Tornare a essere lievito
La risposta sta nel «rivisitare le origini, una memoria che ci salva da qualunque immaginazione gloriosa ma irreale del passato». I nostri padri e madri fondatori - ha detto ancora Bergoglio - «non pensarono mai ad essere una moltitudine, o una gran maggioranza. I nostri fondatori si sentirono mossi dallo Spirito Santo in un momento concreto della storia ad essere presenza gioiosa del Vangelo per i fratelli; a rinnovare ed edificare la Chiesa come lievito nella massa, come sale e luce del mondo». Le nostre congregazioni «non sono nate per essere la massa, ma un po’ di sale e un po’ di lievito, che avrebbe dato il proprio contributo perché la massa crescesse; perché il Popolo di Dio avesse quel “condimento” che gli mancava». Per molti anni «siamo cresciuti con l’idea che le famiglie religiose dovessero occupare spazi più che avviare processi. Questa è una tentazione».
Le ultime due suore in Afghanistan
Il Papa ha quindi invitato a leggere un articolo sull’Osservatore Romano che racconta «delle ultime due piccole sorelle di Gesù dell’Afghanistan, che stavano fra i musulmani. Devono tornare, sono anziane... benvolute da tutti... perché testimoni, perché consacrate a Dio Padre di tutti. E io ho detto al Signore questo: Gesù perché lasci questa gente così? E mi è venuto in mente il popolo coreano che ha avuto all’inizio tre quattro missionari cinesi, e poi per due secoli il messaggio è stato portato avanti dai laici! Le strade del Signore sono come Lui vuole che siano.
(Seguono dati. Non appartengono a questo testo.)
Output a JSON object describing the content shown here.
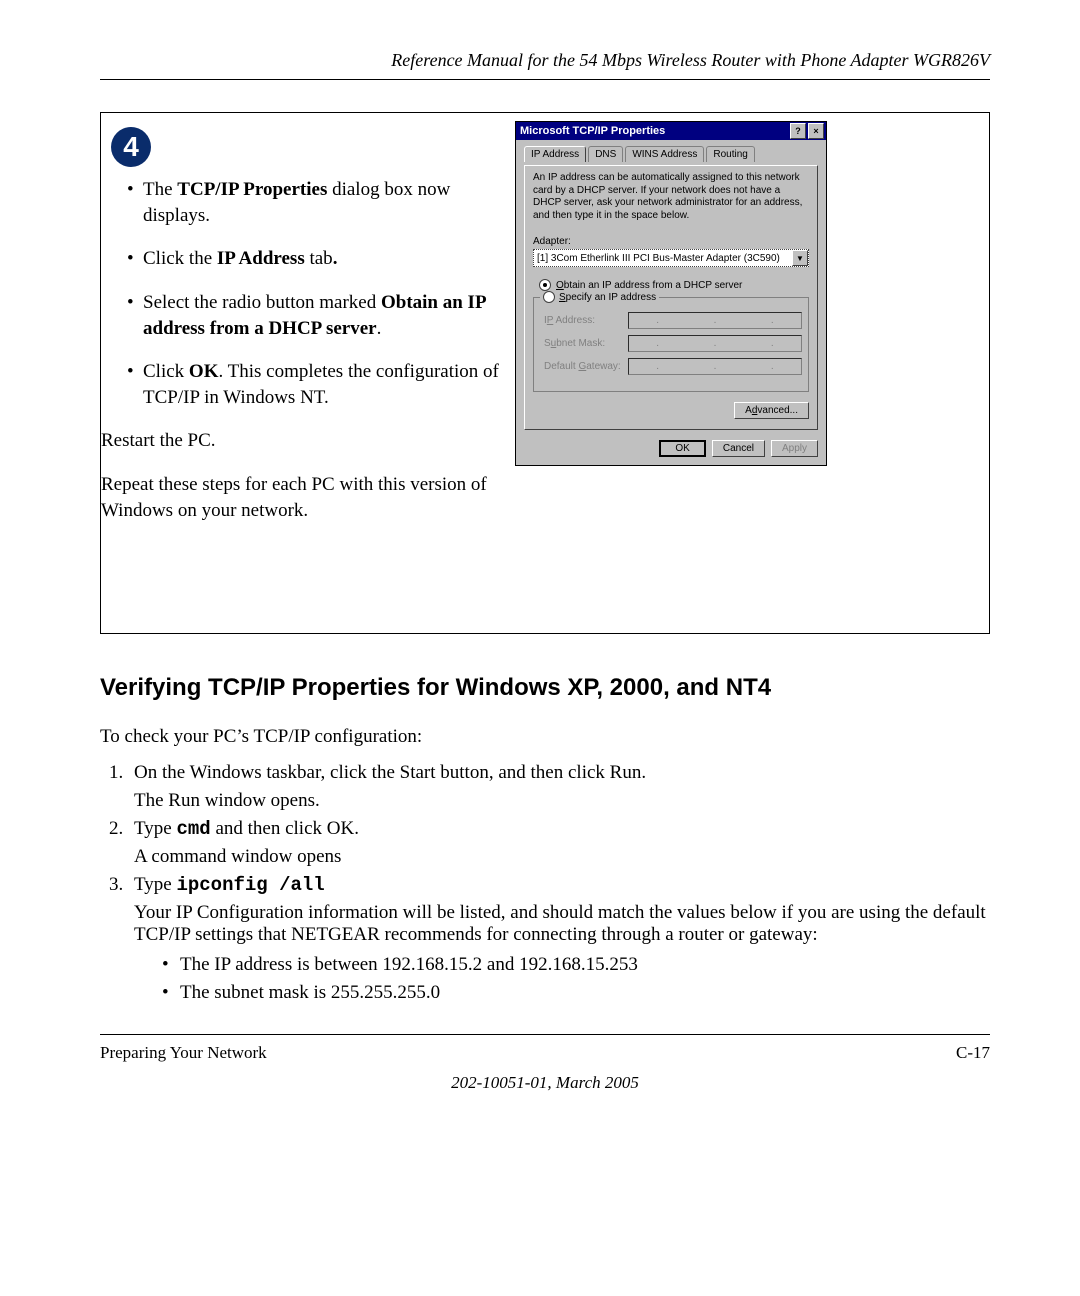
{
  "header": {
    "title": "Reference Manual for the 54 Mbps Wireless Router with Phone Adapter WGR826V"
  },
  "step": {
    "number": "4"
  },
  "instructions": {
    "b1_pre": "The ",
    "b1_bold": "TCP/IP Properties",
    "b1_post": " dialog box now displays.",
    "b2_pre": "Click the ",
    "b2_bold": "IP Address",
    "b2_post": " tab",
    "b3_pre": "Select the radio button marked ",
    "b3_bold": "Obtain an IP address from a DHCP server",
    "b4_pre": "Click ",
    "b4_bold": "OK",
    "b4_post": ".  This completes the configuration of TCP/IP in Windows NT.",
    "restart": "Restart the PC.",
    "repeat": "Repeat these steps for each PC with this version of Windows on your network."
  },
  "dialog": {
    "title": "Microsoft TCP/IP Properties",
    "help_btn": "?",
    "close_btn": "×",
    "tabs": [
      "IP Address",
      "DNS",
      "WINS Address",
      "Routing"
    ],
    "desc": "An IP address can be automatically assigned to this network card by a DHCP server. If your network does not have a DHCP server, ask your network administrator for an address, and then type it in the space below.",
    "adapter_label": "Adapter:",
    "adapter_value": "[1] 3Com Etherlink III PCI Bus-Master Adapter (3C590)",
    "radio_obtain_u": "O",
    "radio_obtain_rest": "btain an IP address from a DHCP server",
    "radio_specify_u": "S",
    "radio_specify_rest": "pecify an IP address",
    "ip_label_u": "P",
    "ip_label_pre": "I",
    "ip_label_post": " Address:",
    "subnet_label_pre": "S",
    "subnet_label_u": "u",
    "subnet_label_post": "bnet Mask:",
    "gw_label_pre": "Default ",
    "gw_label_u": "G",
    "gw_label_post": "ateway:",
    "advanced_u": "d",
    "advanced_pre": "A",
    "advanced_post": "vanced...",
    "ok": "OK",
    "cancel": "Cancel",
    "apply": "Apply"
  },
  "body": {
    "heading": "Verifying TCP/IP Properties for Windows XP, 2000, and NT4",
    "intro": "To check your PC’s TCP/IP configuration:",
    "s1_line1": "On the Windows taskbar, click the Start button, and then click Run.",
    "s1_line2": "The Run window opens.",
    "s2_pre": "Type ",
    "s2_cmd": "cmd",
    "s2_post": " and then click OK.",
    "s2_line2": "A command window opens",
    "s3_pre": "Type ",
    "s3_cmd": "ipconfig /all",
    "s3_para": "Your IP Configuration information will be listed, and should match the values below if you are using the default TCP/IP settings that NETGEAR recommends for connecting through a router or gateway:",
    "s3_b1": "The IP address is between 192.168.15.2 and 192.168.15.253",
    "s3_b2": "The subnet mask is 255.255.255.0"
  },
  "footer": {
    "left": "Preparing Your Network",
    "right": "C-17",
    "docnum": "202-10051-01, March 2005"
  }
}
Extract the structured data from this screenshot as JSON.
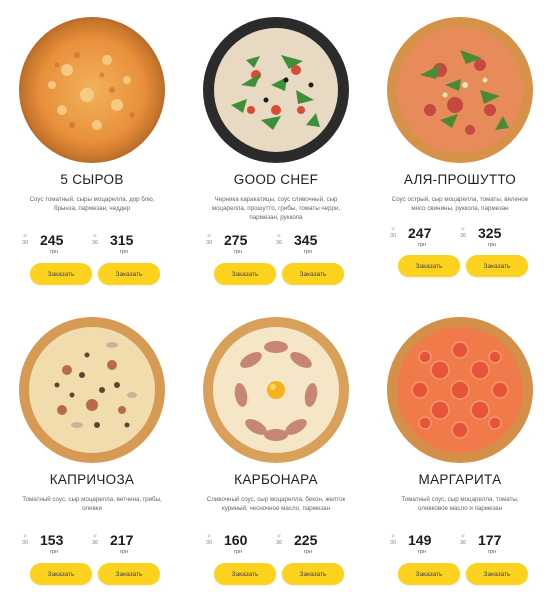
{
  "order_label": "Заказать",
  "currency": "грн",
  "pizzas": [
    {
      "name": "5 СЫРОВ",
      "description": "Соус томатный, сыры моцарелла, дор блю, брынза, пармезан, чеддер",
      "prices": [
        {
          "size": "30",
          "value": "245"
        },
        {
          "size": "36",
          "value": "315"
        }
      ]
    },
    {
      "name": "GOOD CHEF",
      "description": "Черника каракатицы, соус сливочный, сыр моцарелла, прошутто, грибы, томаты черри, пармезан, руккола",
      "prices": [
        {
          "size": "30",
          "value": "275"
        },
        {
          "size": "36",
          "value": "345"
        }
      ]
    },
    {
      "name": "АЛЯ-ПРОШУТТО",
      "description": "Соус острый, сыр моцарелла, томаты, вяленое мясо свинины, руккола, пармезан",
      "prices": [
        {
          "size": "30",
          "value": "247"
        },
        {
          "size": "36",
          "value": "325"
        }
      ]
    },
    {
      "name": "КАПРИЧОЗА",
      "description": "Томатный соус, сыр моцарелла, ветчина, грибы, оливки",
      "prices": [
        {
          "size": "30",
          "value": "153"
        },
        {
          "size": "36",
          "value": "217"
        }
      ]
    },
    {
      "name": "КАРБОНАРА",
      "description": "Сливочный соус, сыр моцарелла, бекон, желток куриный, чесночное масло, пармезан",
      "prices": [
        {
          "size": "30",
          "value": "160"
        },
        {
          "size": "36",
          "value": "225"
        }
      ]
    },
    {
      "name": "МАРГАРИТА",
      "description": "Томатный соус, сыр моцарелла, томаты, оливковое масло и пармезан",
      "prices": [
        {
          "size": "30",
          "value": "149"
        },
        {
          "size": "36",
          "value": "177"
        }
      ]
    }
  ],
  "colors": {
    "button": "#fcd21e",
    "crust": "#d99a4a"
  }
}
Ci farà bene fare un atto di fiducia, è Lui che conduce la storia».
Il «grazie» a Milano
Il Papa è quindi uscito sul sagrato del Duomo per recitare l’Angelus con i fedeli nella piazza. «Vi saluto e vi ringrazio per questa calorosa accoglienza qui a Milano - ha detto Francesco - la nebbia se n’è andata, le cattive lingue dicono che verrà la pioggia, non so, io non la vedo ancora. Grazie tante per il vostro affetto e vi chiedo di pregare per me perché io possa servire il Signore e fare la sua volontà».